Mengutip United States Geological Survey, gempa bumi dahsyat berpusat di wilayah Samudra Hindia di pantai barat Sumatra, Indonesia, tiba-tiba mengguncang Aceh dan terasa hingga Medan. Bangunan bergoyang hebat. Warga berhamburan mencari perlindungan. Dalam hitungan detik, rumah ambruk, jalanan terbelah, pohon dan tiang listrik roboh bersamaan.
Beberapa menit kemudian, guncangan mereda. Warga mengira bencana telah usai dan mulai bernapas lega. Kenyataannya, itu baru awal dari petaka yang jauh lebih besar.
Tak lama berselang, air laut di pesisir Aceh surut drastis. Warga yang belum memiliki pengetahuan kebencanaan tak memahami tanda tersebut. Saat itu, belum ada sistem peringatan dini tsunami, dan mitigasi bencana nyaris tak dikenal.
Banyak yang menganggap surutnya air laut sebagai peristiwa biasa. Padahal, bahaya besar tengah mengintai.
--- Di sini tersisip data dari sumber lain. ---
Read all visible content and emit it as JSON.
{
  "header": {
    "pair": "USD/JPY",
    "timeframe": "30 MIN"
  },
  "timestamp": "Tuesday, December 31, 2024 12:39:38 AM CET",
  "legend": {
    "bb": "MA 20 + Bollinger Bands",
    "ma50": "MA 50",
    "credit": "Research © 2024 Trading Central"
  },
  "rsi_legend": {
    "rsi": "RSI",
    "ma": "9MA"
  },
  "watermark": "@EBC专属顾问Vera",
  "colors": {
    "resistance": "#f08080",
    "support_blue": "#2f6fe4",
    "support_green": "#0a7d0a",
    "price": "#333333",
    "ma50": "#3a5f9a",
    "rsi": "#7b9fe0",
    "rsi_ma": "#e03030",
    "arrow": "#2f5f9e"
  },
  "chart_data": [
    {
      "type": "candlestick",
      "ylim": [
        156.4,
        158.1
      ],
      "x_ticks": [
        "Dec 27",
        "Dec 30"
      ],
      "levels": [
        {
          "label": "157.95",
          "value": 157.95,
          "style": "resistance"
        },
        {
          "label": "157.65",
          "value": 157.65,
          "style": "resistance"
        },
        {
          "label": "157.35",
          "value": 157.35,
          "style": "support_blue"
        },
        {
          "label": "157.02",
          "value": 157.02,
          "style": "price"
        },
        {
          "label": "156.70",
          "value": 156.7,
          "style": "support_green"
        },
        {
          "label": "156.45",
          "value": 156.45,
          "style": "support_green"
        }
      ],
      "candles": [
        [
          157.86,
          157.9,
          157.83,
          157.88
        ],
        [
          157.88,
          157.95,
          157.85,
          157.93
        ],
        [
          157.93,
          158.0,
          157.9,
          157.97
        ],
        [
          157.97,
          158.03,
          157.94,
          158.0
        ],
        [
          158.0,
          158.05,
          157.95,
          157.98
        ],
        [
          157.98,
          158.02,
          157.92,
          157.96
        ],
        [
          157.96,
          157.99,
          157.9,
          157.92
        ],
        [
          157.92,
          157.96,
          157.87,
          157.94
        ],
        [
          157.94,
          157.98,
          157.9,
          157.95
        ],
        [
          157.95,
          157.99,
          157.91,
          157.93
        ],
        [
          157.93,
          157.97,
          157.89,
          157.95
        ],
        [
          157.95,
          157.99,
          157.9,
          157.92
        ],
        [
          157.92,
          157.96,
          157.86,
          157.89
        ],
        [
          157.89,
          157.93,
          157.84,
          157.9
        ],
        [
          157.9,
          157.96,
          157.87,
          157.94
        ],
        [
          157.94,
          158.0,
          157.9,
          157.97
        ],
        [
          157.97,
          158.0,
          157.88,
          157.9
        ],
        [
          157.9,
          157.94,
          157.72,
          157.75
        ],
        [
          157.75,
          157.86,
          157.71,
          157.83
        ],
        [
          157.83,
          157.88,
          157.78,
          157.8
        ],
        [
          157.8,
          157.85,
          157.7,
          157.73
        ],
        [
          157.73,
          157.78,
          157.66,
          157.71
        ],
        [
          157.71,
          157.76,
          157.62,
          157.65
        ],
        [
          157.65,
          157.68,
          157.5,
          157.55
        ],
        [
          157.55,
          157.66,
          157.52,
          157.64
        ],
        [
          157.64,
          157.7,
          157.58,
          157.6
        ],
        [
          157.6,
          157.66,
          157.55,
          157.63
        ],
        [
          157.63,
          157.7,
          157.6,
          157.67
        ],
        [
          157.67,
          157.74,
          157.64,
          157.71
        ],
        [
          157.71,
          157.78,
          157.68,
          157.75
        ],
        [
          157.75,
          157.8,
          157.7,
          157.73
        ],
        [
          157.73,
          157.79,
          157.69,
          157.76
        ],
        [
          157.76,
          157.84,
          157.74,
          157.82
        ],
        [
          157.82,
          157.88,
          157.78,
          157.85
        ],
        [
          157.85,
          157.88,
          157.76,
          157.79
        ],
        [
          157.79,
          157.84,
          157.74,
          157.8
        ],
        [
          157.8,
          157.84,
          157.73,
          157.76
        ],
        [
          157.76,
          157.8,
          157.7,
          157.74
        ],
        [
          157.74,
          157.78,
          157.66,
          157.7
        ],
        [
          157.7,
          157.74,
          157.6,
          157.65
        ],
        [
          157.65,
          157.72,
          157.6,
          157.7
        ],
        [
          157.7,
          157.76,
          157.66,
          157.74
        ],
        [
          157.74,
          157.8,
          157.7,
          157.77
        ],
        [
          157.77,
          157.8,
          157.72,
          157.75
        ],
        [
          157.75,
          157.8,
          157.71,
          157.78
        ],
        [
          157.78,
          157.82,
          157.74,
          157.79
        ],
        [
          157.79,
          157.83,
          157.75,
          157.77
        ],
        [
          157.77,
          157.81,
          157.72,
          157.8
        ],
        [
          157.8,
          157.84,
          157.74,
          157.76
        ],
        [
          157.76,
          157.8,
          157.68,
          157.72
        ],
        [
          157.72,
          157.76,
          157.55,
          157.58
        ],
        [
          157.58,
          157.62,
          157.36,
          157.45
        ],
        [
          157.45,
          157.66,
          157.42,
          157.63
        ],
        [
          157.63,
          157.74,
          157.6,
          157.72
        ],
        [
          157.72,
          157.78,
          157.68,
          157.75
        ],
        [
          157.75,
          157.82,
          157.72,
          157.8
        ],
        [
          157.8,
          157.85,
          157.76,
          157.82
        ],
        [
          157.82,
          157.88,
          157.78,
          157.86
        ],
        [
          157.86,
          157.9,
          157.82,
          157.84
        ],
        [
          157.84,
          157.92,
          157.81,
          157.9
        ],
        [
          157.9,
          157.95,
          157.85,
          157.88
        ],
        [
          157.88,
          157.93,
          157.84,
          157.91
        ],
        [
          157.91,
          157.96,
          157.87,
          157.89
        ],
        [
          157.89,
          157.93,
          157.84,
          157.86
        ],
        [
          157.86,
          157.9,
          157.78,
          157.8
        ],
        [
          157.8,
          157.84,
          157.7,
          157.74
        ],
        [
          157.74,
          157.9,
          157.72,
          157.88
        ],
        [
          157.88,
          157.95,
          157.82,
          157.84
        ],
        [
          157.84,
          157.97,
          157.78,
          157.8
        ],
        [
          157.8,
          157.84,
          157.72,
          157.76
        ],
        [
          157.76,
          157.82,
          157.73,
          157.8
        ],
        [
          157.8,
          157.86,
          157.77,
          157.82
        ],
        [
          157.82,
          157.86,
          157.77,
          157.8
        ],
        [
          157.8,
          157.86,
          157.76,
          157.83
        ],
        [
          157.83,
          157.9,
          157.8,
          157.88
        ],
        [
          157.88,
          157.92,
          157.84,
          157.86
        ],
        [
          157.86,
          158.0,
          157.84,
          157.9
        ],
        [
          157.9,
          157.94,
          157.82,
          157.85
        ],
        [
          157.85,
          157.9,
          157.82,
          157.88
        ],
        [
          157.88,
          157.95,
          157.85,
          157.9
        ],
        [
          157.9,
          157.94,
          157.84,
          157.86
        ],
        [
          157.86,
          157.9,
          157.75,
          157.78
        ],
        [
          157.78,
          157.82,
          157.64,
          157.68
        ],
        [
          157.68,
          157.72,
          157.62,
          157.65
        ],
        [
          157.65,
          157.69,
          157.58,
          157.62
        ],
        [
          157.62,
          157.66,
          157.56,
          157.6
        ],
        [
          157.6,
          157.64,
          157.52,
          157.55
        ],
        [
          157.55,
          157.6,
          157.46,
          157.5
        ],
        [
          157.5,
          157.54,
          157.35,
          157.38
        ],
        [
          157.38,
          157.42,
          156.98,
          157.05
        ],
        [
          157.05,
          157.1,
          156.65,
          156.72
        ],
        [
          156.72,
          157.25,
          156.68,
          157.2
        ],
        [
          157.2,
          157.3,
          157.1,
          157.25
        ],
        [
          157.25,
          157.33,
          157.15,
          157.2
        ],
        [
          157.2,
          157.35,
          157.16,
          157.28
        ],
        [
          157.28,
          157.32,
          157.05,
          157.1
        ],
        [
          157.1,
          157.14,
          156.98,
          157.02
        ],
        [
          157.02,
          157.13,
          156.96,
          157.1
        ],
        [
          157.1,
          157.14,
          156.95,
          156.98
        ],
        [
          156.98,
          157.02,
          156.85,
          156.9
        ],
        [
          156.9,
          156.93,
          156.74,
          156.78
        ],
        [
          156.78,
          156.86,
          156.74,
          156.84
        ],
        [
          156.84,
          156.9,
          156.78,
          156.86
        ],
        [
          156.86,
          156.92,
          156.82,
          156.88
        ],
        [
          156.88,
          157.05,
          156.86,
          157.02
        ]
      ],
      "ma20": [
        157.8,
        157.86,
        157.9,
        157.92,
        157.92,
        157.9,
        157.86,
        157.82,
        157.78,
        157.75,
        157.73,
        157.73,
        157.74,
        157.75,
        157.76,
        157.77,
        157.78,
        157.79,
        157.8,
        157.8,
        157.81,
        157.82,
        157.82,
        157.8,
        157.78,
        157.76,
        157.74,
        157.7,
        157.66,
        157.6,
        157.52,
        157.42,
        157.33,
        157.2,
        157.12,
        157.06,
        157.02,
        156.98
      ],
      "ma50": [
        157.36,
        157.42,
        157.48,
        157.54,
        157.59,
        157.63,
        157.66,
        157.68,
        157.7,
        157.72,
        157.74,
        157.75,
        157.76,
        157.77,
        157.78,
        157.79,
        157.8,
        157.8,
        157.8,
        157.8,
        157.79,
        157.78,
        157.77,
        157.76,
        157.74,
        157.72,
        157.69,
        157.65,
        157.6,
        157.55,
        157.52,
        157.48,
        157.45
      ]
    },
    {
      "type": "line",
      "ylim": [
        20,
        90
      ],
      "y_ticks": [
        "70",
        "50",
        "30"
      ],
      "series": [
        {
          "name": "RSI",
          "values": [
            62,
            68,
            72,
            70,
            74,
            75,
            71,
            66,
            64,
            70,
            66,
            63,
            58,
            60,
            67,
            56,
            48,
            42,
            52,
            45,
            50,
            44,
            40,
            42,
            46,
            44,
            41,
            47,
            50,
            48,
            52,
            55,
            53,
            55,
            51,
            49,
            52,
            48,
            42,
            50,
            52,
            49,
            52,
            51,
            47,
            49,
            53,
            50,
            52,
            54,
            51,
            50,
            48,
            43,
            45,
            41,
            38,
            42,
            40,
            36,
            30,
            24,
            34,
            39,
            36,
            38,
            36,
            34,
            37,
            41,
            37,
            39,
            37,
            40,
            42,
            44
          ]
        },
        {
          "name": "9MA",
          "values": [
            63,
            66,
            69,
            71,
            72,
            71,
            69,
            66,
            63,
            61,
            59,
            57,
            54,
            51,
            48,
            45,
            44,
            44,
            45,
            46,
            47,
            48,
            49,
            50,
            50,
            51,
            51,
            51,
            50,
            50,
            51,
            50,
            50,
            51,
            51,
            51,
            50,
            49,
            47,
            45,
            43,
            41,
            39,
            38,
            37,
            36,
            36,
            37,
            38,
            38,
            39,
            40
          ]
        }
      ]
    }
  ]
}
Benar saja, tak lama kemudian gelombang laut raksasa muncul dari kejauhan. Tingginya menjulang, setara bahkan melampaui pohon kelapa. Tak ada waktu untuk menyelamatkan diri.
Gelombang tsunami menyapu daratan, menenggelamkan warga dan meratakan apa pun yang dilaluinya-rumah, bangunan, kendaraan, hingga kehidupan yang dibangun selama bertahun-tahun. Dalam sekejap, kawasan pesisir berubah menjadi puing-puing.
Setelah gelombang pertama menelan begitu banyak nyawa, dunia terperangah melihat kedahsyatan bencana pagi itu. Aceh luluh lantak. Warga yang selamat kebingungan, tak tahu harus berbuat apa di tengah kehancuran total.
Sehari kemudian, terungkap bahwa pusat gempa bukan berada di Aceh, melainkan di Samudera Hindia. Kekuatan gempa mencapai 9,1 Skala Richter, menjadikannya salah satu gempa terbesar yang pernah tercatat dan bencana paling dahsyat di abad ke-21.
Energi gempa tersebut memicu tsunami yang menghantam banyak negara. Mulai dari Thailand, Sri Lanka, India, Myanmar, hingga Pantai Timur Afrika. Namun, Aceh menjadi wilayah yang terdampak paling parah. Di sejumlah titik, tinggi gelombang tsunami mencapai 30 meter.
Pasca-bencana, mata dunia tertuju pada Aceh dan India. Ucapan duka dan bantuan mengalir dari berbagai penjuru. Tercatat, 56 negara mengirimkan bantuan kemanusiaan dan menjadikannya sebagai Operasi Militer Non-Perang Terbesar pada Abad ke-21. Sempat beredar isu bahwa Israel termasuk salah satu donatur, namun Kementerian Luar Negeri Indonesia segera membantahnya.Â
Amerika Serikat menjadi negara dengan kontribusi terbesar. Mereka mengerahkan 14 ribu personel militer, 57 helikopter, dan 14 pesawat untuk misi kemanusiaan. Sejumlah negara lain juga mengirimkan pasukan, tenaga medis, serta bantuan logistik.
Indonesia sendiri saat itu tergolong gagap menghadapi bencana sebesar ini. Belum ada Undang-Undang Penanggulangan Bencana, sehingga koordinasi dan penanganan berjalan terbatas. Kondisi semakin sulit karena Aceh masih berada dalam konflik bersenjata, yang membuat wilayah tersebut relatif tertutup dan menyulitkan distribusi bantuan.
Beberapa bulan kemudian, skala tragedi itu baru benar-benar terpetakan. Sekitar 280 ribu orang di berbagai negara tewas akibat gempa dan tsunami Samudera Hindia. Menurut data BPBD, khusus di Aceh, korban jiwa mencapai 130 ribu orang, sementara sekitar 500 ribu penduduk kehilangan tempat tinggal. Kerugian ekonomi ditaksir mencapai Rp41,4 triliun.
Pemulihan pasca-tsunami Aceh bukanlah perjalanan singkat. Infrastruktur harus dibangun kembali dari nol. Rumah-rumah yang rata dengan tanah diganti, kehidupan sosial dan ekonomi perlahan ditata ulang. Proses ini memakan waktu bertahun-tahun.
Namun, dari tragedi tersebut lahir kesadaran baru. Tsunami Aceh menjadi titik balik pemahaman kebencanaan di Indonesia. Pemerintah dan masyarakat mulai menyadari bahwa Indonesia berada di wilayah rawan bencana dan tak bisa mengabaikan mitigasi.
Pada 2005, pemerintah menerbitkan Undang-Undang Penanggulangan Bencana dan membentuk Badan Nasional Penanggulangan Bencana (BNPB). Langkah ini menjadi fondasi penting dalam upaya menghadapi risiko bencana di masa depan.
Pada akhirnya, tragedi Aceh mengajarkan satu pelajaran mahal. Hidup di negeri cincin api berarti belajar berdamai dengan alam.